Another objection to divestment is that it’s complicated and expensive. We heard the same argument from many institutions, including Middlebury College, which opposed South Africa apartheid. Yet the portfolios of the college and other institutions that divested out of South Africa grew to be enormously more profitable after they divested.
Skepticism about fossil fuels isn’t some crazy left-wing idea. President Obama himself has urged Americans to “invest and divest” to take action against global warming.
The Divest-Invest Philanthropy coalition of large foundations announced that its members — representing investment portfolios totaling $1.8 billion — will take their money out of fossil fuels and invest in clean energy.
The president of the pro-development World Bank has said governments and businesses should consider shifting out of fossil fuels, because these investments may be stranded losers as the world moves away from burning coal, oil and natural gas.
So where is the state of Vermont in all this?
UVM leadership has so far refused to act. And a groundbreaking bill to divest the $3.8 billion state pension fund out of fossil fuels failed in a Senate committee this year.
Regrettably, Addison County State Sen. Claire Ayer was part of the 3-2 committee majority that killed the bill. Divestment supporters will be back lobbying for it next year.
State Treasurer Beth Pearce, who so far opposes divestment, heard an earful from divestment supporters at last week’s panel organized by ACORN, the Addison County Relocalization Network.
Pearce is better versed on environmental issues than most of her counterparts in other states.

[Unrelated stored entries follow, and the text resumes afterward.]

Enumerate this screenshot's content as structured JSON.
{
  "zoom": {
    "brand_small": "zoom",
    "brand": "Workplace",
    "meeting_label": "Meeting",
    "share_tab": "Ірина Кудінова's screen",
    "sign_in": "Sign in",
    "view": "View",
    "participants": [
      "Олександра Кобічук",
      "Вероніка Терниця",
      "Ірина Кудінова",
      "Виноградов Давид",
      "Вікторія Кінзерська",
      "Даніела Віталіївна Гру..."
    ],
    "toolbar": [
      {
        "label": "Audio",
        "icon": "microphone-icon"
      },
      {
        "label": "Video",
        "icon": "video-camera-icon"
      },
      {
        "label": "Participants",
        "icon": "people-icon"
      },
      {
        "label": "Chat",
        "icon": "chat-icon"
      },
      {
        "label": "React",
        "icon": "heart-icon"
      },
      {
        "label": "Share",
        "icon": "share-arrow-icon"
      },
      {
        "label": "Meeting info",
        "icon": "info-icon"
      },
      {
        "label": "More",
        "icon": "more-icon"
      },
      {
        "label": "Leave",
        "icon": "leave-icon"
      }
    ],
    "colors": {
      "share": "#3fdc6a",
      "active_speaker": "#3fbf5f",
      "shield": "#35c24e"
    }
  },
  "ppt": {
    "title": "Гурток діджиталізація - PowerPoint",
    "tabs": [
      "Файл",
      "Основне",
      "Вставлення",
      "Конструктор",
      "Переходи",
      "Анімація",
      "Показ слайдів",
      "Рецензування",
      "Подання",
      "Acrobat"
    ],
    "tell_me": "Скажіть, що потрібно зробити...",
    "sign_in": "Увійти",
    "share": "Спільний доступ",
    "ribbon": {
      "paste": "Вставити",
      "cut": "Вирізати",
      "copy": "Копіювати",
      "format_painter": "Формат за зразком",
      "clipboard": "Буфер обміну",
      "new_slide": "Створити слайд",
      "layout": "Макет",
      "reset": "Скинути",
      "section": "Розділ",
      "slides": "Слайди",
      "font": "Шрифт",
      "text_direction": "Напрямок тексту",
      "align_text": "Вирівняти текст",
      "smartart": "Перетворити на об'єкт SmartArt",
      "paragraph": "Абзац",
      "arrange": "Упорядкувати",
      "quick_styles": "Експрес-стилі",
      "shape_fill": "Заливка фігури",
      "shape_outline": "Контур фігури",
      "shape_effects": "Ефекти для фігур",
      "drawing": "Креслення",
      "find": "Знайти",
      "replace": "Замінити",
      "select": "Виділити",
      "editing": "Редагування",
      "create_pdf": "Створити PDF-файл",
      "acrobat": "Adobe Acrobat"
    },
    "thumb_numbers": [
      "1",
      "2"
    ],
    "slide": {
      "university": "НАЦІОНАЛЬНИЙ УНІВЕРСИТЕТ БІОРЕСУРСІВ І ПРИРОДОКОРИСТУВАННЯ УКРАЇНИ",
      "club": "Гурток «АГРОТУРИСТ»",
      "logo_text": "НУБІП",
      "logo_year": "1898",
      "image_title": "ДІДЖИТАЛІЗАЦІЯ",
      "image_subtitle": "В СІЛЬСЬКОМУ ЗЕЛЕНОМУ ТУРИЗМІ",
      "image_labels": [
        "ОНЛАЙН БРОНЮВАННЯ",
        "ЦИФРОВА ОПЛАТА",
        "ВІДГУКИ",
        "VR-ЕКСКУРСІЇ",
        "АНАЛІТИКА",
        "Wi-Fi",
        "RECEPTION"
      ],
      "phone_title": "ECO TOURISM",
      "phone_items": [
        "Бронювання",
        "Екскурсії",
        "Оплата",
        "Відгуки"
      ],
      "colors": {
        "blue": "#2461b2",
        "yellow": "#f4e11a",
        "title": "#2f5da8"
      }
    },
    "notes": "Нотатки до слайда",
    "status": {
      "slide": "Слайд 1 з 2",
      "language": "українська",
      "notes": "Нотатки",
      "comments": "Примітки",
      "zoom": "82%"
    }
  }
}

She’s also created a fossil-free fund in which state employees can invest.
But so far, she still buys the discredited argument that it’s risky not to invest in fossil fuel polluters.
As the divestment movement continues to grow, Pearce and other public leaders around the country will be hearing about divestment from many more constituents.
In the face of the increasing planetary peril from climate change, divestment points the way to a safer future for humanity. It’s an idea whose time has come.